Dans les années soixante, la voiture est devenue un véritable plaisir qui séduisent les passionnés d’automobile, une époque bénite où le mot Liberté avait tout son sens.

Ces années soixante ont été l’âge d’or des cabriolets.

Chaque constructeur voulait avoir dans sa gamme ce type de voiture dont la finesse et la ligne ressemblaient au corps féminin dans toute sa beauté.

Pas de ceinture, les cheveux au vent, elles étaient faite « pour le plaisir » que chantait Herbert Léonard…

Ce type de véhicules étaient souvent associé à la jeunesse, comme l’avait déjà montré dans son catalogue Panhard avec son Junior, là encore d’avant-garde.

C’était le temps de la plage, du soleil sous la musique des Beach Boys.

Hélas, ils ont dû, au fil des ans, s’adapter aux crises énergétiques, à l’évolution des goûts et aux préoccupations environnementales devenues une contrainte pas gratuite.
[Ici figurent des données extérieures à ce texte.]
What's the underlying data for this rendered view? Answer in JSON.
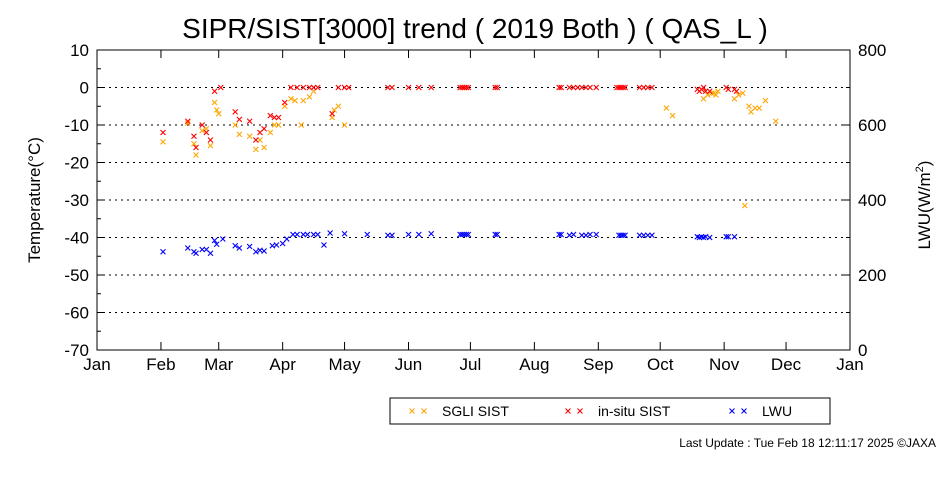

Dans ces années de rêve, et pour le français moyen (comme on dit), le marché français proposait 3 belles réalisations :

La SIMCA Océane

La Renault Floride, rendue célèbre par Brigitte Bardot,

Et enfin notre Panhard PL17,

Je mets de côté les 403 Peugeot et DS Citroën bien plus chères…

Alors quelle est le meilleur rapport qualité / prix ?

En 1960, si on se réfère aux Magazines automobile, une étude réalisée par Roger Brioult de RTA, nous éclaire sur le choix à faire.

C’est à l’occasion d’un prêt d’une PL17 Tigre cabriolet par le service « Relation Presse » animé par Etienne de Valance, que ce journaliste a pu nous rendre compte de ses informations.

« Si le problème du prix d’achat est primordial, alors seule, la PL 17 reste en compétition.

En effet, pour 12000 NF (prix du tarif) on peut obtenir un coupé PL 17 4/5 places très bien présenté et bénéficiant d’une finition digne d’éloges, que ce soit le garnissage des sièges, le rembourrage du tableau de bord, les intérieurs de portes, etc… tout est bien fait, bien fini, sans reproches.

Le bref essai que nous avons pu faire nous a démontré que ce véhicule, a bénéficié d’une meilleure souplesse en ville, par rapport à la berline « Tigre » que nous avions essayée il y a près de deux ans.

Sur ce premier modèle, l’accélérateur était par trop sensible et, pour rouler en ville en 2ème vitesse sans donner d’à-coups, il fallait une très grande habitude de la conduite de la voiture.

Ce défaut a presque totalement disparu sur le modèle actuel et son pilotage dans les encombrements ne pose plus de problèmes.

Bien entendu, sur route, le Tigre a conservé tout son brio ; bien sûr, il ne faut pas oublier qu’on a affaire à un 850 cm3 « gonflé » et que l’on ne doit pas hésiter à monter les régimes et à manœuvrer le changement de vitesses aussi souvent qu’il le faut.

Très bon confort général et excellente tenue de route, le tout complété par un freinage efficace.

Des reproches ? bien sûr on peut toujours en formuler : un changement de vitesse avec un peu trop de jeu et des commandes molles, le verrouillage des rapports n’est pas aussi net qu’il serait souhaitable, à mon avis — la marche AR n’est pas commode à engager quand on est pressé et qu’on doit effectuer plusieurs marches AV et AR successives.

Le lève-glace de la porte de gauche est mal placé, la main bute dans l’accoudoir à chaque tour de manivelle.

Le capot est un peu trop lourd pour être ouvert par une femme, la capote était difficile à verrouiller sur le pare-brise. Mais tout ceci ne représente que des défauts mineurs par rapport à l’ensemble des qualités de cette voiture, qui, jamais, en aucun cas, ne peut laisser supposer qu’elle n’est animée que par un bicylindre de 850 cm3 et nous croyons que ce compliment peut être formulé par tous ceux qui ont essayé un jour une PL 17.

RAPPEL DE QUELQUES CARACTERISTIQUES TECHNIQUES PL 17  TIGRE

Moteur flat-twin, refroidissement par air

— Alésage 85, course 75 mm, cylindrée 850 cm3, culbuteurs avec rattrapage hydraulique de jeu, bielles sur roulements à rouleaux, puissance réelle 50 ch, vitesse annoncée : 145 km/h, carburateur Zénith type 38 NDIX, boîte 4 vitesses (3ème en prise et 4ème surmulti-pliée), direction à crémaillère, traction avant, joints homocinétiques.

Suspension AV : par ressorts transversaux. AR : par barres de torsion.

Pneus de 145X380.

Notons qu’un compte-tours est monté d’origine sur tous les modèles équipés du moteur Tigre.